Genes in Space student experiment to launch to International Space Station

Student-designed investigation will test use of biosensors for water quality monitoring

July 14, 2022 (KENNEDY SPACE CENTER, Fla.) An experiment by Genes in Space 2021 contest winner Selin Kocalar, 18, of San Jose, California, will launch today to the International Space Station aboard the SpaceX Commercial Resupply mission SpX-25. Kocalar, then a high school senior, won the competition by proposing a new way to detect environmental contaminants in drinking water aboard spacecraft.

The Genes in Space team participates in pre-launch activities at Kennedy Space Center

Kocalar’s research project tests novel biosensor technology for potential use in water quality monitoring. Biosensors are biological systems engineered to detect specific molecules, often harmful contaminants. Kocalar will validate two biosensors, each of which will produce a fluorescent signal in response to the particular target molecules they are designed to detect. This fluorescence will be visualized by an astronaut using the Genes in Space Fluorescence Viewer, a compact and easy-to-operate tool for molecular visualization.

“I am thrilled about the possibilities that Genes in Space-9 opens for us,” Kocalar said. “Hopefully this investigation can inspire future synthetic biology technologies for space, such as point-of-care medical diagnostics and biosensor-embedded spacesuits.”
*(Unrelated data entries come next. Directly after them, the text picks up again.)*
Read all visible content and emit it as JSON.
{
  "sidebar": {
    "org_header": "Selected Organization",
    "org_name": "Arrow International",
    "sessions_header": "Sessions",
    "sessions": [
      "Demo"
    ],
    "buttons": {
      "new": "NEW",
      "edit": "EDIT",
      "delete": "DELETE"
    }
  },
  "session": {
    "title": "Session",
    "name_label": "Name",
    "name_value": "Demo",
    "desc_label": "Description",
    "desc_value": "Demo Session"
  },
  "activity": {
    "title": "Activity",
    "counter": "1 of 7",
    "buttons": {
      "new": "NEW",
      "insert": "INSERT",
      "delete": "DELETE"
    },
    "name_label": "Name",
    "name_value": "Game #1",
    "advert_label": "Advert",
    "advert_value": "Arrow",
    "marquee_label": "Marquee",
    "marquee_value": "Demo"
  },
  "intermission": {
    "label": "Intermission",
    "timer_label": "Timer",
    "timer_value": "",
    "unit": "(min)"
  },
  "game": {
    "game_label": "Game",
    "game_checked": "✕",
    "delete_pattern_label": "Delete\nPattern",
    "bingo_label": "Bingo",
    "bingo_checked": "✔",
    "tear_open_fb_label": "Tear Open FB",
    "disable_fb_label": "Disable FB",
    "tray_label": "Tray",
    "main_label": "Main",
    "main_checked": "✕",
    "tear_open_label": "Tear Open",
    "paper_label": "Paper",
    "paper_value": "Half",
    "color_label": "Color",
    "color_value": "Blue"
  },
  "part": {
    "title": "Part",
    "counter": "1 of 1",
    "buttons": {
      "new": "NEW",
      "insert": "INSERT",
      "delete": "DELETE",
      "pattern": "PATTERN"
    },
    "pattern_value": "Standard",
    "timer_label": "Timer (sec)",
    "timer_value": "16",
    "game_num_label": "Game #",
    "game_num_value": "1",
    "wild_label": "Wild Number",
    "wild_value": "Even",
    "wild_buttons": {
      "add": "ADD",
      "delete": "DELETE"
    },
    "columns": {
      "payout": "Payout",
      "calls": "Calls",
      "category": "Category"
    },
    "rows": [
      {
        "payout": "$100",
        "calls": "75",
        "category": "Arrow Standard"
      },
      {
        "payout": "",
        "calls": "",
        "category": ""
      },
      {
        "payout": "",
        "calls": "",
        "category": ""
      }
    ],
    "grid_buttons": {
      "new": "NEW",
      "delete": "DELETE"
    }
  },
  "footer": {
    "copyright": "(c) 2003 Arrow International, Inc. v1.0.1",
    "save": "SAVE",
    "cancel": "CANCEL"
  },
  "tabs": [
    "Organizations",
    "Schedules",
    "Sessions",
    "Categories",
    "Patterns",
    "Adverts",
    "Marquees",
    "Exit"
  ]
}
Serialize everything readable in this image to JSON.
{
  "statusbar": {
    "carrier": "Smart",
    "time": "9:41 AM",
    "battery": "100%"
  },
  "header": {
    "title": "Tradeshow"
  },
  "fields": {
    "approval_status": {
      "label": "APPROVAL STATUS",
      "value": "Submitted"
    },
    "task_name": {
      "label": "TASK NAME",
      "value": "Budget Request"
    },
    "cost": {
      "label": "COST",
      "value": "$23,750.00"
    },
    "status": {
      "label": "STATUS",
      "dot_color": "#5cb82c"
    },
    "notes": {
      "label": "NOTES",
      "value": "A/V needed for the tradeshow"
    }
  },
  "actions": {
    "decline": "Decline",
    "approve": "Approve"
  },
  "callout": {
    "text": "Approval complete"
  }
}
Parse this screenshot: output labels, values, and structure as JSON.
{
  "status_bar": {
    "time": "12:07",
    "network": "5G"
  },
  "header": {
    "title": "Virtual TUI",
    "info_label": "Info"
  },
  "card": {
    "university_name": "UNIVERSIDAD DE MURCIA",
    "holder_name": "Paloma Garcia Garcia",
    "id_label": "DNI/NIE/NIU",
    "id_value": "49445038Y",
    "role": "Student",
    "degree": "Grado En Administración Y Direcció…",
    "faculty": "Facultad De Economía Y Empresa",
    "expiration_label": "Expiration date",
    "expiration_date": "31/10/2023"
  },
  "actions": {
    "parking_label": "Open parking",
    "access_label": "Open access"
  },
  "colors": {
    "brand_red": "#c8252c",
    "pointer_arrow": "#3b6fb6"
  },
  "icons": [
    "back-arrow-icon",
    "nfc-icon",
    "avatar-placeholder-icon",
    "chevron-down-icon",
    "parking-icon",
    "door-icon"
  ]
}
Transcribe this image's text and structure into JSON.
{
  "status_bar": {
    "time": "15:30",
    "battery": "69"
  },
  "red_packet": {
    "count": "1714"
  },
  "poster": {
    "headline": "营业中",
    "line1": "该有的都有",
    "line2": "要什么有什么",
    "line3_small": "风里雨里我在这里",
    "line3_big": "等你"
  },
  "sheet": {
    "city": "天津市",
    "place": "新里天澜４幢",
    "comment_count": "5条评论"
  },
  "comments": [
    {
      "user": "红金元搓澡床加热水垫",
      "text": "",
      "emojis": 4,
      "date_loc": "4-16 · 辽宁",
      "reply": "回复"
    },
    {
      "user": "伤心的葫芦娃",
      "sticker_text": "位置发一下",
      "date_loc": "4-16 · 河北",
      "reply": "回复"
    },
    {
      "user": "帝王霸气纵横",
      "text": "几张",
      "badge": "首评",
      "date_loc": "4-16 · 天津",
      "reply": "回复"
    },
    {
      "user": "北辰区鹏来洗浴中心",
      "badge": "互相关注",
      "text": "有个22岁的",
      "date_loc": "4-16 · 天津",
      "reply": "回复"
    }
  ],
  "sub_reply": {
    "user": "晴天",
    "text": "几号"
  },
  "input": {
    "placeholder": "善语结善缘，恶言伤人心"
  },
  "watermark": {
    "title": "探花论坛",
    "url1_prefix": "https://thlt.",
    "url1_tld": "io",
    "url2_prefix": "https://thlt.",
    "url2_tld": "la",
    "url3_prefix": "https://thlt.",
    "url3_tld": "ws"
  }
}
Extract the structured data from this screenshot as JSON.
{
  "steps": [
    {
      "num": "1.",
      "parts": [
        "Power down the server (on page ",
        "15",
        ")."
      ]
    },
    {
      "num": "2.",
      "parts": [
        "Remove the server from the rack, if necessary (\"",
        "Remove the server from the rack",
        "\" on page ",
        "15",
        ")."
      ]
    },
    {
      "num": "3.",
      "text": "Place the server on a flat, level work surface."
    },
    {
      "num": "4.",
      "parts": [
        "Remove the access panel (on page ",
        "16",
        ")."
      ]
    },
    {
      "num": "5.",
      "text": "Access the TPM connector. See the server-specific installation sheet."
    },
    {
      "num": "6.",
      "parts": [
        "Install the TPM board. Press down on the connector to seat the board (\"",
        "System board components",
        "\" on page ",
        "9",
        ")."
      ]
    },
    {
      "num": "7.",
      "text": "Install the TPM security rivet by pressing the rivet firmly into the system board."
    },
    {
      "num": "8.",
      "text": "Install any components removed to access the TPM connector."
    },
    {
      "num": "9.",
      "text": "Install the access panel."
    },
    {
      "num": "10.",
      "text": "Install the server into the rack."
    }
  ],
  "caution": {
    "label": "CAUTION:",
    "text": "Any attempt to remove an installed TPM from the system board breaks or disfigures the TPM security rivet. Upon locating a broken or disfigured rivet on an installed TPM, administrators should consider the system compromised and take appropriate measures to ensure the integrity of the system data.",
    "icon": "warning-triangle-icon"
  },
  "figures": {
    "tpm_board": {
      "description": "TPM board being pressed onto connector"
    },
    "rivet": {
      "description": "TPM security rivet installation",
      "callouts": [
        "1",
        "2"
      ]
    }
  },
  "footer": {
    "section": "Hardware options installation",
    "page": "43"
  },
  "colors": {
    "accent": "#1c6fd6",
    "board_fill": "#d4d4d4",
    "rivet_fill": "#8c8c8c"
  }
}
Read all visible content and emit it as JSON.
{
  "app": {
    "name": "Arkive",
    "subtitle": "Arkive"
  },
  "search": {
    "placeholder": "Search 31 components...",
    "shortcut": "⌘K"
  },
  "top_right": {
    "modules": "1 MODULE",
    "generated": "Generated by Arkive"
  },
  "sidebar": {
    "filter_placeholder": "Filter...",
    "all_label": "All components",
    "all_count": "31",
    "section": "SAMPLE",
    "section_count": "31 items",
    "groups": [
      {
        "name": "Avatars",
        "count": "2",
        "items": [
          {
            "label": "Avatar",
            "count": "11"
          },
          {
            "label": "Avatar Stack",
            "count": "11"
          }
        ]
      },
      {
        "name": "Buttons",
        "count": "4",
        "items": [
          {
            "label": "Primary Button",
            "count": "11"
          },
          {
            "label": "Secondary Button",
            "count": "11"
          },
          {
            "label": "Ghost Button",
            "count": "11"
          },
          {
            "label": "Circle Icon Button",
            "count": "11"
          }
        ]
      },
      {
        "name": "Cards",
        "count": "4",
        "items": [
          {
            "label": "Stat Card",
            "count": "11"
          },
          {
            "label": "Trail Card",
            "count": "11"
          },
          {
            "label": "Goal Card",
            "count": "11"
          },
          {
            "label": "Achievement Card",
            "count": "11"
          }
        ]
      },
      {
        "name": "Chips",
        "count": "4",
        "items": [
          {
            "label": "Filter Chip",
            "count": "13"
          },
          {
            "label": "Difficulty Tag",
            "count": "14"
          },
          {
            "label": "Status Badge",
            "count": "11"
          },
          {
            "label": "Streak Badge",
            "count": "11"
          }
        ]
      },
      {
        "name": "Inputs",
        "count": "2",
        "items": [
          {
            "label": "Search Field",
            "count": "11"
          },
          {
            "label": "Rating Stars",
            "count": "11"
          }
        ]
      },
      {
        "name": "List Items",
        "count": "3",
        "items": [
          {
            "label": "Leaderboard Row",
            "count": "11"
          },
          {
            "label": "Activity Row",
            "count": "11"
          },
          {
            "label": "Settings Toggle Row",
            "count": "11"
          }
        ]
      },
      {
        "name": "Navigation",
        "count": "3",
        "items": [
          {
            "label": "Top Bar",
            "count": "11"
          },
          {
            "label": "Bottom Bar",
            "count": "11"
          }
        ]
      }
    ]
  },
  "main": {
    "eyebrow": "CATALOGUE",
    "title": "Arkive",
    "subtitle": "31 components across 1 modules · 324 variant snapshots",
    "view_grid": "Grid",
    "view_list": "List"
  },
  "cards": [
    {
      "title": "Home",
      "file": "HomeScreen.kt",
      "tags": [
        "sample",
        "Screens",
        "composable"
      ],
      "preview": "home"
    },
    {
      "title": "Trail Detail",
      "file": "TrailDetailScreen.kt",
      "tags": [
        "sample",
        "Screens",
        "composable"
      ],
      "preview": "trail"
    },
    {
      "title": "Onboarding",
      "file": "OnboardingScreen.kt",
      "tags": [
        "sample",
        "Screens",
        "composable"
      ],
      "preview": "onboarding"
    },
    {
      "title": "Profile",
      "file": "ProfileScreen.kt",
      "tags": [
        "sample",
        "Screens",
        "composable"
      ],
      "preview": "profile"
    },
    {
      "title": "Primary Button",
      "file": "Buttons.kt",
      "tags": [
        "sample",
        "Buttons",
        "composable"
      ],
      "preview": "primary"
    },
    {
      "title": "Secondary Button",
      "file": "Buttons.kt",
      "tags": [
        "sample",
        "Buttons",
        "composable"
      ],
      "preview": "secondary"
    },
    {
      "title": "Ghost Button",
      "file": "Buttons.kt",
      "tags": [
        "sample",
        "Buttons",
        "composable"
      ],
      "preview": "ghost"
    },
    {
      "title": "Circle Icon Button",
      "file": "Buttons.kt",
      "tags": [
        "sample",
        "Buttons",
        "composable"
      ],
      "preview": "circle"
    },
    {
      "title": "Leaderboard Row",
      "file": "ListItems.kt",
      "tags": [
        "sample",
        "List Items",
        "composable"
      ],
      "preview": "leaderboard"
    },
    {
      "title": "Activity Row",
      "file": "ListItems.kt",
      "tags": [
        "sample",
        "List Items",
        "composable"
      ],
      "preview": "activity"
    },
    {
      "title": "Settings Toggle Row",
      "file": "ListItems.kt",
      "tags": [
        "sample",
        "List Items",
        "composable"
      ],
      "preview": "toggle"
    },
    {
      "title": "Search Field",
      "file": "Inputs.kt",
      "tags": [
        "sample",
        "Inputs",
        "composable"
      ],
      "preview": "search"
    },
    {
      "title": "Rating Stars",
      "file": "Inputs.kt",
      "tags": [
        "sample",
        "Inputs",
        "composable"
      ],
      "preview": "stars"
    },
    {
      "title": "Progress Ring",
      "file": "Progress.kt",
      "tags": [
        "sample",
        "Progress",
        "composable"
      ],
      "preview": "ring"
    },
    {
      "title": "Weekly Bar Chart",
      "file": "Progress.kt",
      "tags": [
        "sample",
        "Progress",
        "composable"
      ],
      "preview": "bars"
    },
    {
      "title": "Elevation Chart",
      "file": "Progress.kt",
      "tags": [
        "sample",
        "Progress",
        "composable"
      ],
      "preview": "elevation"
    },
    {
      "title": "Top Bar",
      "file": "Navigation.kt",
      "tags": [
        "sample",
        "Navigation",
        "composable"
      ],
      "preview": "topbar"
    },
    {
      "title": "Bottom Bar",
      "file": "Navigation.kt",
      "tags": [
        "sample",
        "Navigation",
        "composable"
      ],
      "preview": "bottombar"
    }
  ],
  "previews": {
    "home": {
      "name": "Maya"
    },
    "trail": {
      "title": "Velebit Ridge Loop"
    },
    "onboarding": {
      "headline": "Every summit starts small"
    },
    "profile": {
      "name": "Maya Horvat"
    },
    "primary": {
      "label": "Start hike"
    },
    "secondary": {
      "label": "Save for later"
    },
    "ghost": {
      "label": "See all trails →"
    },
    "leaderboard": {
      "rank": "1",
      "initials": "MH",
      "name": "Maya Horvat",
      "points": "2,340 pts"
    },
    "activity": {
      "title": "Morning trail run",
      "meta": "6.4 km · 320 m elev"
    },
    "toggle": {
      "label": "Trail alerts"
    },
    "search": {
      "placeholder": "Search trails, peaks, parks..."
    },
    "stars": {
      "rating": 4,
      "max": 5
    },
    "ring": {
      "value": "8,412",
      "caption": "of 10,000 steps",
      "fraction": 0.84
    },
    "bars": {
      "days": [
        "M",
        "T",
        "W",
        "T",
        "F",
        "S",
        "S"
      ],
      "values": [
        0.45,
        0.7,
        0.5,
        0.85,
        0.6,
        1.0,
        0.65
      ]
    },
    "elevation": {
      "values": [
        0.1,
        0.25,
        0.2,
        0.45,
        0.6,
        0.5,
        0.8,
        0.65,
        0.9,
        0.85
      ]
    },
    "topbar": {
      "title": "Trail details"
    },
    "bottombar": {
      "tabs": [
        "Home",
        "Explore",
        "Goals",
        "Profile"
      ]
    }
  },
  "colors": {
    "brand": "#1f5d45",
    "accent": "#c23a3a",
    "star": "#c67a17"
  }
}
Genes in Space 2021 winner Selin Kocalar readies her experimental samples for their launch to the International Space Station

In collecting data for Kocalar’s experiment, NASA astronauts will use BioBits, a cell-free gene expression system, in space for the first time. BioBits uses DNA-encoded information to synthesize biologicals in vitro, opening up possibilities for on-demand production of therapeutics, biomaterials, and research tools aboard spacecraft.

“This is the kind of experiment we had in mind when we started Genes in Space – one that can demonstrate a technological innovation that ultimately improves life on Earth,” said Boeing’s Scott Copeland, a co-founder of the Genes in Space program.

Kocalar, who will enroll at the Massachusetts Institute of Technology this fall, won Genes in Space as a student at Leigh High School in San Jose, California. Kocalar designed her experiment with input from her sponsor, Dylan Barcelos, who himself placed as a finalist in the Genes in Space competition in 2016, and her mentor, Harvard University scientist Bess Miller.

Kocalar’s experiment will build on advances made by previous winners of the Genes in Space contest, including the first instance of CRISPR gene editing in space. Genes in Space was founded in 2015 by miniPCR bio and Boeing, with additional support from the ISS U.S. National Laboratory and New England Biolabs.